Che cosa succederebbe se il Papa avesse un ripensamento poco prima di presentarsi ai fedeli e non saprebbe neanche lui cosa fare? Se restare Papa o rifiutare ciò che è stato deciso in conclave?
In questo suo nuovo film Nanni Moretti ci presenta un Papa neoeletto pieno di dubbi e di ansie, in preda a crisi di panico nel sentirsi non in grado di reggere al suo nuovo e importantissimo compito.

Il regista non è nuovo ad affrontare temi “sacri” in modo “profano” come fu cinque anni fa per il film Il Caimano, pluripremiato ai David e ai Nastri d’argento, ma in quel caso il film era incentrato su Berlusconi e sulle sue vicende giudiziarie..

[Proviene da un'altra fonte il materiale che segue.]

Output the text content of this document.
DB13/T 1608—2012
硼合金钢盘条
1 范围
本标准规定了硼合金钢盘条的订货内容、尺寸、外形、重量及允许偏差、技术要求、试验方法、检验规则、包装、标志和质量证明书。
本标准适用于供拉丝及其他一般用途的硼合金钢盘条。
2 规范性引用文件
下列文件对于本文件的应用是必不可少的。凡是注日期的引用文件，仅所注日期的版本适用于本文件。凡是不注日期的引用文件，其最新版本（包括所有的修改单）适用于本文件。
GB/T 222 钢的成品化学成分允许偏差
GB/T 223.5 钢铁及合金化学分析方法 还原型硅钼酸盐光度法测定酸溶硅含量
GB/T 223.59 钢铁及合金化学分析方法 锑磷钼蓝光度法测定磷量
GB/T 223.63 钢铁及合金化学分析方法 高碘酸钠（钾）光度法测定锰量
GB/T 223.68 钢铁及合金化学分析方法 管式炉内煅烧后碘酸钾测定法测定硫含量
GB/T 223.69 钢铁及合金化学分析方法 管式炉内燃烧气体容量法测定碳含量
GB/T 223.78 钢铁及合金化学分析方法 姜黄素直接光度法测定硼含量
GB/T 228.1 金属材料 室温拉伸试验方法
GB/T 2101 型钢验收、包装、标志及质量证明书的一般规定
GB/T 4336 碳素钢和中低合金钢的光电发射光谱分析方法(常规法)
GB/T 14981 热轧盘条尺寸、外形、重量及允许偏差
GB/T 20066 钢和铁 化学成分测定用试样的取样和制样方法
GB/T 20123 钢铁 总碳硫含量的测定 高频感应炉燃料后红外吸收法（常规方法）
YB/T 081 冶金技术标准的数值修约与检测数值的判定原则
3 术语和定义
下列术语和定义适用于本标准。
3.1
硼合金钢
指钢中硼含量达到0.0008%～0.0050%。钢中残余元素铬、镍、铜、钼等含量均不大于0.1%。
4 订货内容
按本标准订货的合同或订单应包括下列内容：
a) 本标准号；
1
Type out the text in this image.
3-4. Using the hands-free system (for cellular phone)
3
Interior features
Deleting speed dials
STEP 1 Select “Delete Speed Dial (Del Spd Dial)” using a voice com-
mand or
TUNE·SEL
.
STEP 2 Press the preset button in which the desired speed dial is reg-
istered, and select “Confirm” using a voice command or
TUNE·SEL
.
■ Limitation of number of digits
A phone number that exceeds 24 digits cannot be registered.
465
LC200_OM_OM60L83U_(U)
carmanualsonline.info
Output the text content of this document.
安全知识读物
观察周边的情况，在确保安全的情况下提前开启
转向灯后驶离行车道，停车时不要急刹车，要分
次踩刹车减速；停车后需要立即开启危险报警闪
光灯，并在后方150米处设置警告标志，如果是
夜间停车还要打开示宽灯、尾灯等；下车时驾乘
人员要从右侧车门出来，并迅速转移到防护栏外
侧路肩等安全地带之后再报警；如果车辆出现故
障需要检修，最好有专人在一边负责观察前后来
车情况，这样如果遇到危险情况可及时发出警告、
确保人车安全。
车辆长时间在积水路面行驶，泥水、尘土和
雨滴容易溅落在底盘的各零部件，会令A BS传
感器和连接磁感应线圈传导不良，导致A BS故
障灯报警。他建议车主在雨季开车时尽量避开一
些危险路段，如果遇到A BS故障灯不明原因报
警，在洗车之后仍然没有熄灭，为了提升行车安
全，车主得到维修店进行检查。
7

Buoni giudizi sono giunti per il film da parte della critica e da Radio Vaticana, un po’ meno buoni dalla CEI, ma nel complesso sta ottenendo reazioni positive anche per affluenza di pubblico; infatti
il film si trova al secondo posto al boxoffice con 1.298.000 Euro di incassi già nei primissimi giorni.
Il personaggio del nuovo Papa, Melville, è interpretato dall’attore e regista francese Michel Piccoli;
Nanni Moretti interpreta lo psicanalista chiamato in Vaticano in aiuto del Pontefice e che si ritroverà a fare tutt’altro.
Del cast fanno parte anche Margherita Buy, Jerzy Stuhr, Renato Scarpa, Camillo Milli, Roberto Nobile.